In Indien wird Ceylon Tee gerne als Grundzutat für das Nationalgetränk Masala Chai, bei uns als „Chai Latte“ bekannt, mit Gewürzen und Zucker in Milch gekocht. Durch seinen herben und kräftigen Geschmack verleiht Ceylon Tee dem süßen und milden Chai Latte eine aromatische Tiefe.

Auch in Russland zählt Ceylon Tee zu den beliebtesten Teesorten und wird gerne im Samowar zubereitet. Dazu zieht er in diesem typisch russischen Gefäß etwa fünf Minuten lang, bis ein starkes Teekonzentrat entsteht, das durch einen kleinen Hahn im Bauch des Samowar in die Tassen oder Gläser gelangt. Anschließend wird es abhängig vom individuellen Geschmack mit Wasser aufgegossen, um die Stärke des Getränks zu regulieren.

Ein gesundes und belebendes Getränk

Ceylon Tee weist einen hohen Gehalt an Mineralstoffen und Vitaminen auf und hat zahlreiche positive Wirkungen auf die menschliche Gesundheit.
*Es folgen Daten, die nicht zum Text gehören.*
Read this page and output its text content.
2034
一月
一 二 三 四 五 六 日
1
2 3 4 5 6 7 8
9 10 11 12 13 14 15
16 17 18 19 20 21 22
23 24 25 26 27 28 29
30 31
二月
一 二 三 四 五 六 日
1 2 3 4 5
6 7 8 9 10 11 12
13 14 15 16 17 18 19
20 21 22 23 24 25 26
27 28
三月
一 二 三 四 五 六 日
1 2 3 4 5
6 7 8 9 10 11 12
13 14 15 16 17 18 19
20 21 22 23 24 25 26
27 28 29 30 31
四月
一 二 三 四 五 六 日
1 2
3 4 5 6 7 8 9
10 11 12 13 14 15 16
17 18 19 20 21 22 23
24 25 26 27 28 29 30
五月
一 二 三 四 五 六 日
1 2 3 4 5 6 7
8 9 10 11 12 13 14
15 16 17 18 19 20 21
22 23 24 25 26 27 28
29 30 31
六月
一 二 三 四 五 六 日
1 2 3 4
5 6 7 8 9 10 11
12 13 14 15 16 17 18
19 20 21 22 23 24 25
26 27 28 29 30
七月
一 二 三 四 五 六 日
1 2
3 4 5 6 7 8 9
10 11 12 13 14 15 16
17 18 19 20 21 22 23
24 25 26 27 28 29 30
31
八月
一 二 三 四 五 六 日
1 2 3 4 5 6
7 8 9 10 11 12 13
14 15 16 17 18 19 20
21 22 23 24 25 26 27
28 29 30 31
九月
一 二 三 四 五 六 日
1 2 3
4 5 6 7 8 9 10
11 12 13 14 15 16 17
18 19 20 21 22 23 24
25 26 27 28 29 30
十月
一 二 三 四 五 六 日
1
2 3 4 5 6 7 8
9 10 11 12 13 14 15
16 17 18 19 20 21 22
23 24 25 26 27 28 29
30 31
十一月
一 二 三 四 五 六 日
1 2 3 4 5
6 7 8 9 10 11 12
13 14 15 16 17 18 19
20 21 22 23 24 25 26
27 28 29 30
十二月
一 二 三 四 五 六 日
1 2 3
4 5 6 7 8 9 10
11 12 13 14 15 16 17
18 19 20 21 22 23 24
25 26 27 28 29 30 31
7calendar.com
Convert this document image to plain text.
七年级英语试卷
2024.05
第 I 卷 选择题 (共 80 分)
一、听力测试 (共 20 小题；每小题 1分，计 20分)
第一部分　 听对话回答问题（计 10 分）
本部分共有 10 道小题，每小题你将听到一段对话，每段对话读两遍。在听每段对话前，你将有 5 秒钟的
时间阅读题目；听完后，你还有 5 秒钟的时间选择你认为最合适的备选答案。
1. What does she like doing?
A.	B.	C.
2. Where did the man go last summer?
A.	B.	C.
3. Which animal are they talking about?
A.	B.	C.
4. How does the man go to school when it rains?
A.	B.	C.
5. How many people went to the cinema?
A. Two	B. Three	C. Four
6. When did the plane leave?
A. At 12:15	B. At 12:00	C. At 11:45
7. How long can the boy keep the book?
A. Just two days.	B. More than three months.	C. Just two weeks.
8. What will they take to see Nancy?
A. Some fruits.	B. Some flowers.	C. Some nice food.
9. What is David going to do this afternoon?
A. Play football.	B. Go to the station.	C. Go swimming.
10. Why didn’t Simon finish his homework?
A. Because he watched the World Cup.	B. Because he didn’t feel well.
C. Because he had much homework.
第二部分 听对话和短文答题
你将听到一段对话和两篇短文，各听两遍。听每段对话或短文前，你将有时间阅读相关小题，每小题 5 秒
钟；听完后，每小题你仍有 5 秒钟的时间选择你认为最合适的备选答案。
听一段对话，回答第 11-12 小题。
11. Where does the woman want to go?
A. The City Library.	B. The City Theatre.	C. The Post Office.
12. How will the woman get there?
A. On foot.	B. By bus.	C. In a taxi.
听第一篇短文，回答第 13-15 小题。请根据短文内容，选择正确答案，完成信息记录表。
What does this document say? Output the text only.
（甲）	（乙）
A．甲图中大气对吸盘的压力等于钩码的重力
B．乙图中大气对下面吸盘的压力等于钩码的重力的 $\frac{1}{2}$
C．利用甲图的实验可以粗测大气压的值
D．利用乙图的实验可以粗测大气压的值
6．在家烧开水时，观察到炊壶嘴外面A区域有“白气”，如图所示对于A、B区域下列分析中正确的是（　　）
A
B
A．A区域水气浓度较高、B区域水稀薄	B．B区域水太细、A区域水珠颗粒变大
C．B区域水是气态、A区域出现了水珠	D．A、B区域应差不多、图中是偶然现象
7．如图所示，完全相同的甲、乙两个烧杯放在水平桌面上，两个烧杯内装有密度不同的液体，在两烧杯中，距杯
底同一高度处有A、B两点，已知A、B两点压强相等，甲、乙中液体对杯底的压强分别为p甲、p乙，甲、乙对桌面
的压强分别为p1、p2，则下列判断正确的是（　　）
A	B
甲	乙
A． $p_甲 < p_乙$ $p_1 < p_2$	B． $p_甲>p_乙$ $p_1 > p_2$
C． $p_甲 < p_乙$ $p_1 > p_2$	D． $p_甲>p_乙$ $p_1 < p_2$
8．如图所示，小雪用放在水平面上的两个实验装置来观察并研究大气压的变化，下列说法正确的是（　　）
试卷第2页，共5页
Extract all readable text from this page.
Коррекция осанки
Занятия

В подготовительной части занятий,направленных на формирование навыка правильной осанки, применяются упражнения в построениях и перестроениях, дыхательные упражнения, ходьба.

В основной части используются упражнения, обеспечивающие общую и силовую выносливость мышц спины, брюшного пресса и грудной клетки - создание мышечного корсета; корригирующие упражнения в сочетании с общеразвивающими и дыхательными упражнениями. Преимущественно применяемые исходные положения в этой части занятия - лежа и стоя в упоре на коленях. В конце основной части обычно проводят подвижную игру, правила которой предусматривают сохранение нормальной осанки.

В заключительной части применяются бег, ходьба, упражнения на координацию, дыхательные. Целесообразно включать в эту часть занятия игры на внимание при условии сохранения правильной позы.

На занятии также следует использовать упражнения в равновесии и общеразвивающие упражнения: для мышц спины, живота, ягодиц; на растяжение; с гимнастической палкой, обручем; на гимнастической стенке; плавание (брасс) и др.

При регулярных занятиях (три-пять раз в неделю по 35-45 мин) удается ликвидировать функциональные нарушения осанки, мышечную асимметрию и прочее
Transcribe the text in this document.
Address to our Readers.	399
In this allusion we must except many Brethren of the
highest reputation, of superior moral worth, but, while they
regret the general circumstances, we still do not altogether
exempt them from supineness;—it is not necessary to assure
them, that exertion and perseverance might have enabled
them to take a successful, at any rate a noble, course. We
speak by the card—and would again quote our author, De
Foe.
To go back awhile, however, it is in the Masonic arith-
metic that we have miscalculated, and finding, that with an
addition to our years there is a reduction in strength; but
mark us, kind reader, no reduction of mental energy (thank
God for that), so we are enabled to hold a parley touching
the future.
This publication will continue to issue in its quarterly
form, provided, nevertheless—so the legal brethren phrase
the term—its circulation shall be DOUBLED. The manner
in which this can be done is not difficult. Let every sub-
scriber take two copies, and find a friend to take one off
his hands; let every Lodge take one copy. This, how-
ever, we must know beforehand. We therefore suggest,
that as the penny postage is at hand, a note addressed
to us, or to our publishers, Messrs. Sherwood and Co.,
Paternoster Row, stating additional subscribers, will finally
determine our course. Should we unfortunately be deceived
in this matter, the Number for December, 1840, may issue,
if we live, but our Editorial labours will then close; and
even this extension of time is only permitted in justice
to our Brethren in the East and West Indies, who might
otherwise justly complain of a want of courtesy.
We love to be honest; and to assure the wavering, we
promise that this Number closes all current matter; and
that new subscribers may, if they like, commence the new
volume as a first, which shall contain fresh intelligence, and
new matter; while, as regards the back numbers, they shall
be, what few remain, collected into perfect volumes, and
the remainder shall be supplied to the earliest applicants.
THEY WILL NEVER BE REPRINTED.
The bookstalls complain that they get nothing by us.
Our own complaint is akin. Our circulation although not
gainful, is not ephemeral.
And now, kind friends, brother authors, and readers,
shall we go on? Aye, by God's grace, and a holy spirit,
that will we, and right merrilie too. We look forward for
Er beugt Karies vor und schützt nachweislich gegen verschiedene Arten von Krebs. Da Ceylon Tee die Gefäße erweitert, sorgt er für eine gute Durchblutung und dadurch für eine bessere körperliche und geistige Leistungsfähigkeit. Mit einem vergleichsweise hohen Koffeingehalt von circa fünfzig Milligramm pro Tasse gehört Ceylon Tee zu den starken Schwarzteesorten, die der anregenden Wirkung des Kaffees um nichts nachstehen.